An update on Star Chaser… and a bit more

So lots of changes, some rewrites, and finally a big update

I think the result of the last patch went well. The game moved forward better and I am being more direct about the underlying mechanics behind the game, which helps clarify some of the math for players. Originally there were 4 tiers of power with the 3rd and 4th tiers having 1 and then 2 drawbacks. My players universally did not engage with the two drawback options after many repeat offerings, so easy enough to remove. 

Over the last year, I have had two players engage with the magic relic system. Neither really followed through with it but for reasons outside the game mechanics. This means I have an entire subsystem that is mostly untested. Good news: one of my players has made a new character that leans hard into the relic system so we will finally see how that plays out. 

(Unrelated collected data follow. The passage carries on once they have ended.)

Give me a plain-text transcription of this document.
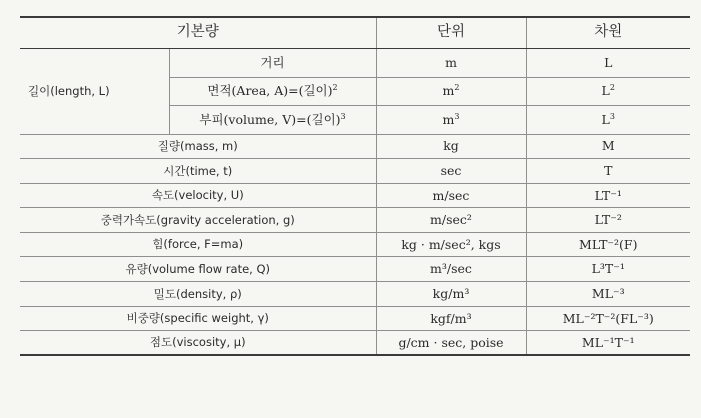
기본량		단위	차원
길이(length, L)	거리	m	L
	면적(Area, A)=(길이)$^2$	$m^2$	$L^2$
	부피(volume, V)=(길이)$^3$	$m^3$	$L^3$
질량(mass, m)		kg	M
시간(time, t)		sec	T
속도(velocity, U)		m/sec	LT⁻¹
중력가속도(gravity acceleration, g)		m/sec²	LT⁻²
힘(force, F=ma)		kg · m/sec², kgs	MLT⁻²(F)
유량(volume flow rate, Q)		m³/sec	L³T⁻¹
밀도(density, ρ)		kg/m³	ML⁻³
비중량(specific weight, γ)		kgf/m³	ML⁻²T⁻²(FL⁻³)
점도(viscosity, μ)		g/cm · sec, poise	ML⁻¹T⁻¹
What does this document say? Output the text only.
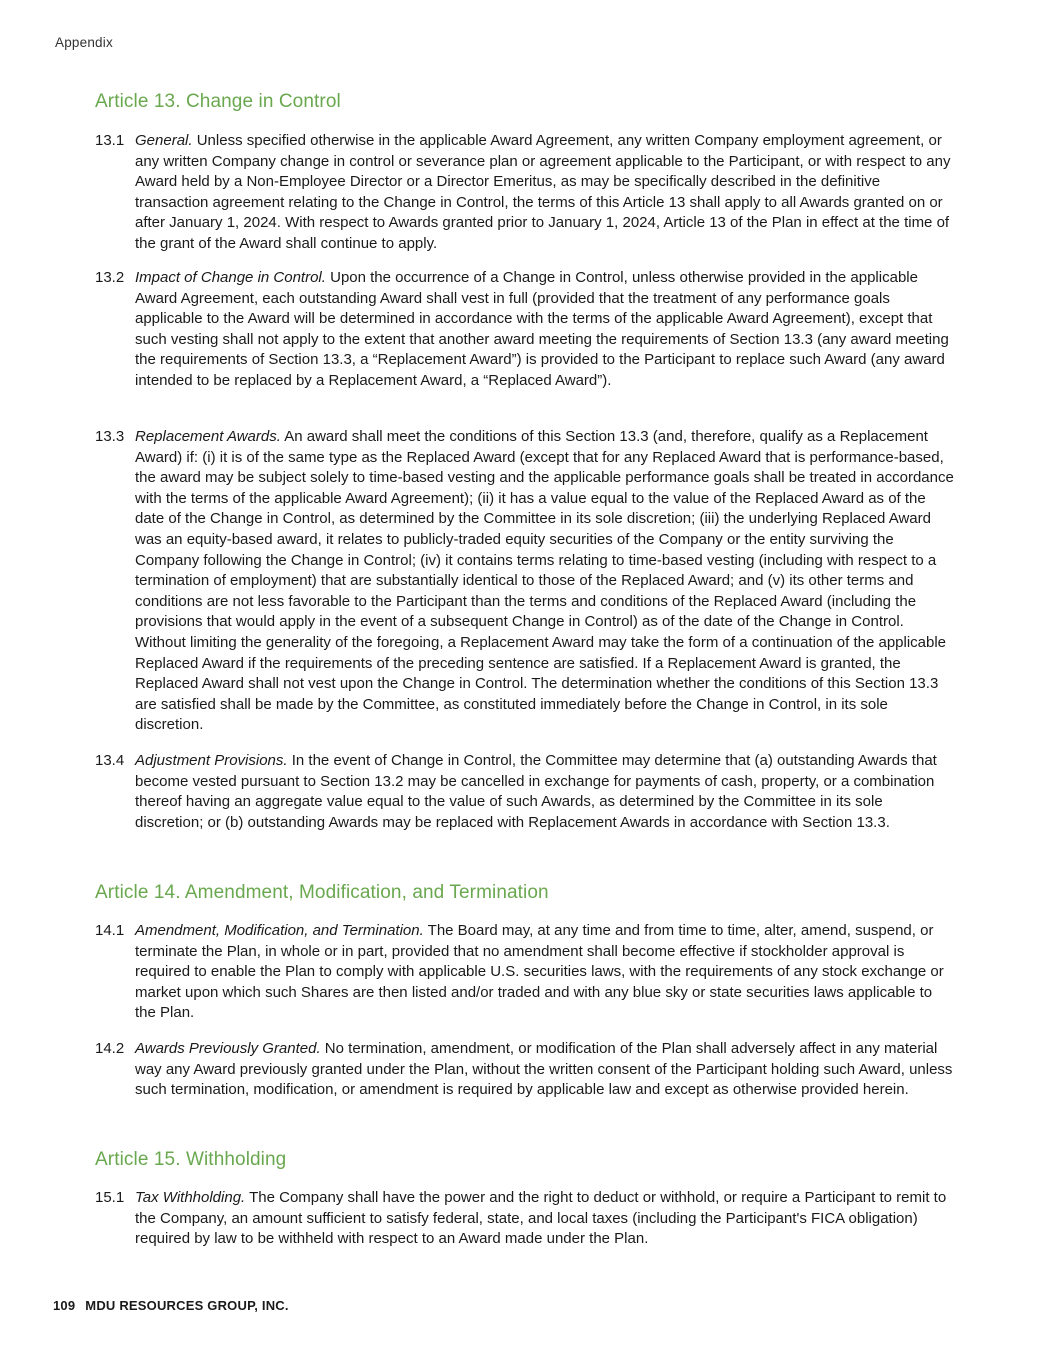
Appendix
Article 13. Change in Control
13.1 General. Unless specified otherwise in the applicable Award Agreement, any written Company employment agreement, or any written Company change in control or severance plan or agreement applicable to the Participant, or with respect to any Award held by a Non-Employee Director or a Director Emeritus, as may be specifically described in the definitive transaction agreement relating to the Change in Control, the terms of this Article 13 shall apply to all Awards granted on or after January 1, 2024. With respect to Awards granted prior to January 1, 2024, Article 13 of the Plan in effect at the time of the grant of the Award shall continue to apply.
13.2 Impact of Change in Control. Upon the occurrence of a Change in Control, unless otherwise provided in the applicable Award Agreement, each outstanding Award shall vest in full (provided that the treatment of any performance goals applicable to the Award will be determined in accordance with the terms of the applicable Award Agreement), except that such vesting shall not apply to the extent that another award meeting the requirements of Section 13.3 (any award meeting the requirements of Section 13.3, a “Replacement Award”) is provided to the Participant to replace such Award (any award intended to be replaced by a Replacement Award, a “Replaced Award”).
13.3 Replacement Awards. An award shall meet the conditions of this Section 13.3 (and, therefore, qualify as a Replacement Award) if: (i) it is of the same type as the Replaced Award (except that for any Replaced Award that is performance-based, the award may be subject solely to time-based vesting and the applicable performance goals shall be treated in accordance with the terms of the applicable Award Agreement); (ii) it has a value equal to the value of the Replaced Award as of the date of the Change in Control, as determined by the Committee in its sole discretion; (iii) the underlying Replaced Award was an equity-based award, it relates to publicly-traded equity securities of the Company or the entity surviving the Company following the Change in Control; (iv) it contains terms relating to time-based vesting (including with respect to a termination of employment) that are substantially identical to those of the Replaced Award; and (v) its other terms and conditions are not less favorable to the Participant than the terms and conditions of the Replaced Award (including the provisions that would apply in the event of a subsequent Change in Control) as of the date of the Change in Control. Without limiting the generality of the foregoing, a Replacement Award may take the form of a continuation of the applicable Replaced Award if the requirements of the preceding sentence are satisfied. If a Replacement Award is granted, the Replaced Award shall not vest upon the Change in Control. The determination whether the conditions of this Section 13.3 are satisfied shall be made by the Committee, as constituted immediately before the Change in Control, in its sole discretion.
13.4 Adjustment Provisions. In the event of Change in Control, the Committee may determine that (a) outstanding Awards that become vested pursuant to Section 13.2 may be cancelled in exchange for payments of cash, property, or a combination thereof having an aggregate value equal to the value of such Awards, as determined by the Committee in its sole discretion; or (b) outstanding Awards may be replaced with Replacement Awards in accordance with Section 13.3.
Article 14. Amendment, Modification, and Termination
14.1 Amendment, Modification, and Termination. The Board may, at any time and from time to time, alter, amend, suspend, or terminate the Plan, in whole or in part, provided that no amendment shall become effective if stockholder approval is required to enable the Plan to comply with applicable U.S. securities laws, with the requirements of any stock exchange or market upon which such Shares are then listed and/or traded and with any blue sky or state securities laws applicable to the Plan.
14.2 Awards Previously Granted. No termination, amendment, or modification of the Plan shall adversely affect in any material way any Award previously granted under the Plan, without the written consent of the Participant holding such Award, unless such termination, modification, or amendment is required by applicable law and except as otherwise provided herein.
Article 15. Withholding
15.1 Tax Withholding. The Company shall have the power and the right to deduct or withhold, or require a Participant to remit to the Company, an amount sufficient to satisfy federal, state, and local taxes (including the Participant's FICA obligation) required by law to be withheld with respect to an Award made under the Plan.
109 MDU RESOURCES GROUP, INC.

I have been testing the larger mech and armor side of the game and overall… I am just not happy with it. Originally I was using BattleTech as a starting point and simplifying the mechanics again and again until it was quick and simple to learn/play. BattleTech is built around 5 types of weapons for a total of ~31 different weapons. I cut it down to 8. I then assigned those weapons to a few frames to add a feel of mech battle to the game. 

The rough design was: 

  • Missiles were the best damage but had limited ammo and some hard counters to them 
  • Cannons were ok damage and as a bonus there are no counter measures to them
  • Some of the hard counters to missiles had secondary usages 

Missiles ended up being overly powerful. Not in terms of damage but in terms of decision making. If you could fire a missile, you should fire a mission regardless of what the other options are. The other weapons were just not as engaging as they should have been. The EW and other anti-missiles systems were ok, not great but also not bad. 

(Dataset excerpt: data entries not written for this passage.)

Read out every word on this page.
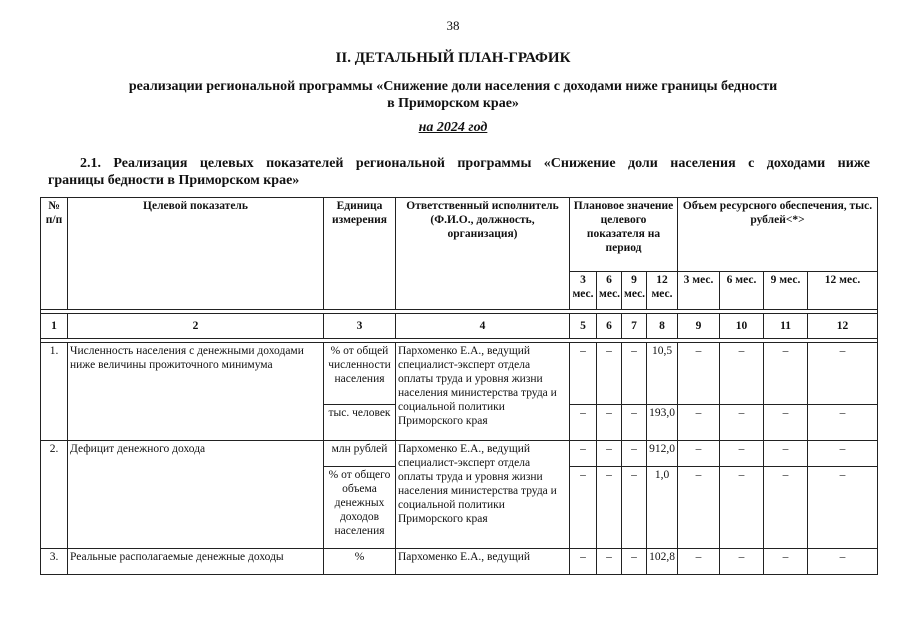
38
II. ДЕТАЛЬНЫЙ ПЛАН-ГРАФИК
реализации региональной программы «Снижение доли населения с доходами ниже границы бедности
в Приморском крае»
на 2024 год
2.1. Реализация целевых показателей региональной программы «Снижение доли населения с доходами ниже
границы бедности в Приморском крае»
№ п/п	Целевой показатель	Единица измерения	Ответственный исполнитель (Ф.И.О., должность, организация)	Плановое значение целевого показателя на период				Объем ресурсного обеспечения, тыс. рублей<*>			
				3 мес.	6 мес.	9 мес.	12 мес.	3 мес.	6 мес.	9 мес.	12 мес.

1	2	3	4	5	6	7	8	9	10	11	12

1.	Численность населения с денежными доходами ниже величины прожиточного минимума	% от общей численности населения	Пархоменко Е.А., ведущий специалист-эксперт отдела оплаты труда и уровня жизни населения министерства труда и социальной политики Приморского края	–	–	–	10,5	–	–	–	–
		тыс. человек		–	–	–	193,0	–	–	–	–
2.	Дефицит денежного дохода	млн рублей	Пархоменко Е.А., ведущий специалист-эксперт отдела оплаты труда и уровня жизни населения министерства труда и социальной политики Приморского края	–	–	–	912,0	–	–	–	–
		% от общего объема денежных доходов населения		–	–	–	1,0	–	–	–	–
3.	Реальные располагаемые денежные доходы	%	Пархоменко Е.А., ведущий	–	–	–	102,8	–	–	–	–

In the last 2 weeks I have done a bit of redesign on it. I have spent some time with Lancer. Great set of ideas, really messy game. This is one of those games that is filled to the brim with great ideas but due to complexity, and a poorly organized players handbook, it ends up being far less than the sum of its parts. That said, there are some really simple and easy to administer ideas that I think can be patched over. This should give players more fun lateral options. I also like how Lancer handles both their action economy as well as their heat system, which they do far better than BattleTech does. 

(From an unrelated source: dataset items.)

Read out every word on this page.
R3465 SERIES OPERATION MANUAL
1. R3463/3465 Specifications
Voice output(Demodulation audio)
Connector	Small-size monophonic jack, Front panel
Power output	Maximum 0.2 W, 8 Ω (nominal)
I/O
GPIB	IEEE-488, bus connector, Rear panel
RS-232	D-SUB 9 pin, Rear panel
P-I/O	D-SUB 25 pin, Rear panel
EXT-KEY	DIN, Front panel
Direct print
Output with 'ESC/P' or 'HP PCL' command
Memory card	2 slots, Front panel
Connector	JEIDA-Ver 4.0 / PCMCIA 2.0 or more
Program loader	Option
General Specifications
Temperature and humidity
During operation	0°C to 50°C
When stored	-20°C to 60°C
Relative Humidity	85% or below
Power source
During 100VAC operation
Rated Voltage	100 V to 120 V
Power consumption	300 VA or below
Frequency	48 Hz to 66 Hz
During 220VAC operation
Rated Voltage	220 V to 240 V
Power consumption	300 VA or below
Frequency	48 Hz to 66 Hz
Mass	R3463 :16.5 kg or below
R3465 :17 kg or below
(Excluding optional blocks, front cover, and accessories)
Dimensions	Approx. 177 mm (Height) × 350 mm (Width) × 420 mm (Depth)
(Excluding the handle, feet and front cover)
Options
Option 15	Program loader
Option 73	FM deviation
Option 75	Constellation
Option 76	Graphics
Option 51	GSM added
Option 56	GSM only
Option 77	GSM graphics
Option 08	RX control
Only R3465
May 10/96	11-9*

This redesign has reduced the pool of mechs to 7, 3 are the traditional good-better-best mix and then 4 niche mechs are added in. I was also using “pods” to hold 1 big weapon or a mix of small weapons. Then there were rules for constructing those mixed pods, the idea being to bring in all those infantry weapons they were collecting along the way. That may be too messy. I am instead making this less fluid with large slots which can hold predetermined pieces or systems where systems grant some of those unique flavor abilities. This allows me to realign to a new mech specific action economy: 

  1. Move and Full Action (read, larger weapons and missiles) 
  2. Move and 2 Quick Actions (read, smaller weapons and systems) 
  3. Overdrive: Move, 3 Quick Actions, gain 1 Heat (Overdriving boosts some systems) 
  4. Shed Heat, this is automatically triggered at 3 Heat 

Here the quick actions are some of the smaller weapons and systems. With missiles being the problem child, this provides a boost to the non-missiles weapons but with a controllable  drawback. I also wanted to provide two very different styles of play here, the first being the slow lumbering mech firing powerful weapons but in a style that is simple to play and adjudicate. The second is a multi-step comboing of actions with some push your luck elements thrown in. I might end up folding action 2 and action 3 together based on play testing.

All of these ideas still need a lot of testing, once again the mech level of the game needs to be able to move fluidly with the infantry level and the star-fighter level as well as be its own system with dynamic play. I do like that idea of giving different levels of play different action economies to make them feel different.

RPG Chaser

And while all of that is great, it is not the big news. I have put together the core rules for “RPG Chaser”. A system designed for DM’s who want to build their own worlds and their own systems. I see this as the front 80% of whatever custom system a DM wants to build. This doc will be free and released with multiple campaign settings included in it. This includes Star Chaser for sci-fi, Steam Chaser for steampunk, Cyber Chaser for cyberpunk (this is actually my original burning light setting) and Bullet Chaser for a post-apocalypse campaign, be it more zombie or more Fallout. I have few other settings I may or may not include. These settings are not “the correct way to play” a genre but example of how you could do it.

Back in my Alpha Test part 3 post… 4 years ago, I talk about having a system where DMs can bring in different themes to match their worlds. RPG Chaser is a more granular version of that. I recognized that my attempts to define themes was actually super limiting. Instead I am now focused on letting DMs create their own themes and I am fleshing out the rules and long lists of examples that DMs can leverage as building blocks to make whatever kind of world or game they want to run.